I wanted to do a hell of a lot more than dance with her. “Yeah, let’s call it a lesson.”

“A lesson?” she parroted.

“Are you going to repeat everything I say?”

She stared at me with confusion swimming in her clear aqua gaze. “No, but I just…”

“Good.”

She hadn’t come right out and agreed, but Stella was just a few feet away. I grabbed her hand and tugged her onto the dance floor. Once we reached the center, I turned and placed my hands on her hips. She wrapped her arms around my neck, and we began to sway back and forth. As we moved, Ruby melted against me. My breaths grew shallower, and I found my hands running up and down her back. Her curves were dangerous.

I kept tryin’ to remind myself who she was. She was Remi’s little sister. She was the girl with pigtails who I’d helped teach how to ride a bike. She was the girl who’d climbed into my sleeping bag because she was scared of the dark when Remi, Wyatt, and I camped outside in a tent at the trailer park. She was the girl who used to get ice cream headaches because she could drink a Slurpee in two seconds flat, and I taught her to put her thumb on the roof of her mouth to stop it.

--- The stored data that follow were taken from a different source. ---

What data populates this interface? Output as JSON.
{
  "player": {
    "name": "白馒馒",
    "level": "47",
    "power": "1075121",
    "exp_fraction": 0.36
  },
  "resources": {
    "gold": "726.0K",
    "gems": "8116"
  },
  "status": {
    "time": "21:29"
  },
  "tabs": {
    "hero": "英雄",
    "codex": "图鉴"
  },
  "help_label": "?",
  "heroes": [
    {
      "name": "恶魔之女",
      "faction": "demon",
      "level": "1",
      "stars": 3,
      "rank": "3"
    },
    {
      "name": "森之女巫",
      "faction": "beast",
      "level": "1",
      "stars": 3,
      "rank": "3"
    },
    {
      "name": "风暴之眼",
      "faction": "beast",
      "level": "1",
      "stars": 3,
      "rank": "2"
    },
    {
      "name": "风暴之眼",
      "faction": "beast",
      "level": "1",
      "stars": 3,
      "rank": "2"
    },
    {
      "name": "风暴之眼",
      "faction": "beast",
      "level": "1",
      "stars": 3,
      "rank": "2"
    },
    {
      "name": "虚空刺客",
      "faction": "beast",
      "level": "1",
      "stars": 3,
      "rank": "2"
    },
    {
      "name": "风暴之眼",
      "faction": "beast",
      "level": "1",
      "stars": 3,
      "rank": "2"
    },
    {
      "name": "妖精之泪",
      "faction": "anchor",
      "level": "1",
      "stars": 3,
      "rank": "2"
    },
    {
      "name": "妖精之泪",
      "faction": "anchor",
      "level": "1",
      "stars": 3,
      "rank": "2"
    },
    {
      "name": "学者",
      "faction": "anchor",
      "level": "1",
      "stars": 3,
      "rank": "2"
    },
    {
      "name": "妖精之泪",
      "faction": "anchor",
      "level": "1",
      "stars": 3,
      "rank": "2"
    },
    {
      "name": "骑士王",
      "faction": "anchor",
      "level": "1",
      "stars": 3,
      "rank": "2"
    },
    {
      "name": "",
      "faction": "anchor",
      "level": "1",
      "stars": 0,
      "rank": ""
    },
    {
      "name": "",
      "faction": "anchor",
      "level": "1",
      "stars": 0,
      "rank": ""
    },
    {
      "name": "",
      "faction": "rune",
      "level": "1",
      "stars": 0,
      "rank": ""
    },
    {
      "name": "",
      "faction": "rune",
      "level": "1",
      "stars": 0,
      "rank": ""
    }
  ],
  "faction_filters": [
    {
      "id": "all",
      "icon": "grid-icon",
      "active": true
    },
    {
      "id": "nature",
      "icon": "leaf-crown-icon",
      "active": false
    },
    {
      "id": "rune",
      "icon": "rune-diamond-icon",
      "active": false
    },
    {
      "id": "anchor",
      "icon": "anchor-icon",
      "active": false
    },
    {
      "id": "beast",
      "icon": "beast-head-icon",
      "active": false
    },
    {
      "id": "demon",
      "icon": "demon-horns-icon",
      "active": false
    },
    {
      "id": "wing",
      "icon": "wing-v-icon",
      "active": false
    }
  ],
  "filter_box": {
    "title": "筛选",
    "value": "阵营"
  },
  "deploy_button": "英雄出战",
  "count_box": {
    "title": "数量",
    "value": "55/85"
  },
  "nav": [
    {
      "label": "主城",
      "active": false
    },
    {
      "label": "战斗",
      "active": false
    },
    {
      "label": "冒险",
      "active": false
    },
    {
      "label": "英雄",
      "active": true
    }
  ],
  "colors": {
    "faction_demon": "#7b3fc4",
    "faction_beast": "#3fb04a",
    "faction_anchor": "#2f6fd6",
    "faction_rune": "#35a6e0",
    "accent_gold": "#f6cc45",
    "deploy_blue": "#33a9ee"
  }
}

The keyword in all those sentences was ‘girl.’ The problem was that the evidence in my hands did not support that fact. The evidence in my hands and against my body told me that she wasn’t that girl anymore. She was a woman—all woman.

Her soft curves pressed against me as our bodies moved in time to the slow song. She lifted her head, and her baby blues looked up at me from beneath thick, inky lashes. I could practically hear the gears turning in her pretty head as if she were trying to solve a puzzle.

“What?” I asked.

“You clearly don’t need dance lessons. Is this just your way of not letting me pay you back?”